Question

An object attached to a spring is pulled down a distance of 3 inches below the point of equilibrium. It completes one oscillation in 2 seconds. Find the equation of the motion, when will it have covered a distance of 9 inches.

Answer 1

`x(t = 1.5) = 3\cos(3\pi/2) = 9`

Step-by-step explanation:

The equation of motion in simple harmonic motion is

`x(t) = A\cos(\omega t +\phi)`

where Ф is the phase angle to be determined by the initial conditions.

At t = 0, the object is pulled 3 inches, which means A = 3.

If the object completes one oscillation in 2 sec. then its period is 2 sec, T = 2.

`\omega = (2\pi)/(T) = (2\pi)/(2) = \pi`

The phase angle can now be determined.

`x(t = 0) = A\cos(0 + \phi) = A\cos(\phi)\\3 = 3\cos(\phi)\\cos(\phi) = 1\\\phi = 0`

So, the general equation of motion is

`x(t) = 3\cos(\pi t)`

When it will have covered a distance of 9 inches, it is at the equilibrium position.

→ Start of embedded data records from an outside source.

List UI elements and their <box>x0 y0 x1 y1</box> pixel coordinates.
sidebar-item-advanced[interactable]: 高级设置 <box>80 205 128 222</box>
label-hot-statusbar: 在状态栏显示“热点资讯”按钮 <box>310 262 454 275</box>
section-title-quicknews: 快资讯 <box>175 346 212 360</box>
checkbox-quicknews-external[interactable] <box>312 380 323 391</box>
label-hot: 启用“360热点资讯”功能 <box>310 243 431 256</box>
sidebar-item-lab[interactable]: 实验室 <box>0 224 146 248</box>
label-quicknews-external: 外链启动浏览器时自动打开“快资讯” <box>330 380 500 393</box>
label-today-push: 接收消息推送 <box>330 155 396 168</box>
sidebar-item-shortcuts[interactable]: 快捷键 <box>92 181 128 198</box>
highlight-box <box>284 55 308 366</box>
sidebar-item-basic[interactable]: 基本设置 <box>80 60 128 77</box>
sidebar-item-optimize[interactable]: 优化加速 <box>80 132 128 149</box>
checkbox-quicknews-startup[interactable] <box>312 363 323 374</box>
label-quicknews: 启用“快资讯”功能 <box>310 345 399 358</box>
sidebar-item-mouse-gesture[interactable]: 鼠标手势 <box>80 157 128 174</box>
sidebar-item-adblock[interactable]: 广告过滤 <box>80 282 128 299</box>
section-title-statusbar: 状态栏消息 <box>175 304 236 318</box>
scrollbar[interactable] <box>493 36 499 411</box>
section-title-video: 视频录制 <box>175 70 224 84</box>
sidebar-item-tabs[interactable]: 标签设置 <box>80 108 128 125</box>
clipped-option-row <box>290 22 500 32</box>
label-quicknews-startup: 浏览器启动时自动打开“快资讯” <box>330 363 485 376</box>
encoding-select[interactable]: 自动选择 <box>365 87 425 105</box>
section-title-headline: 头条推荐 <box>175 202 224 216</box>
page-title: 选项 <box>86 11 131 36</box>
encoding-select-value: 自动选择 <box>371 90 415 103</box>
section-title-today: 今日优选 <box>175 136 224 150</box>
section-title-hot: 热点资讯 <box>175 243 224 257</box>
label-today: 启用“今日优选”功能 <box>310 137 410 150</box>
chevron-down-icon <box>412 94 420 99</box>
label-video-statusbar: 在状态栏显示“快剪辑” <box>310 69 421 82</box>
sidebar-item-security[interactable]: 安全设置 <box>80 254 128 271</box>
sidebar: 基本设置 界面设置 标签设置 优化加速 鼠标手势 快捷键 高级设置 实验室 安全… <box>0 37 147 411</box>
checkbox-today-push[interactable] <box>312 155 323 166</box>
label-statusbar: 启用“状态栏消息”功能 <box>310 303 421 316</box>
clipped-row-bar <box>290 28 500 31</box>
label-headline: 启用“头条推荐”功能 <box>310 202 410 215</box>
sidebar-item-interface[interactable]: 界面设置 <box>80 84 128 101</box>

From A to 0, from 0 to -A, then from -A to 0 again to complete 9 inches, since A = 3.

`0 = 3\cos(\pi t)\\\cos(\pi t) = 0\\\phi = \pi/2~{\rm or}~3\pi/2\\t = 0.5s~ {\rm or} ~1.5s`

Since we know that a full oscillation is completed in 2 sec. than 3/4 oscillation should be completed in 1.5s.

So, equation of motion at that instant is

`x(t = 1.5) = 3\cos(3\pi/2) = 9`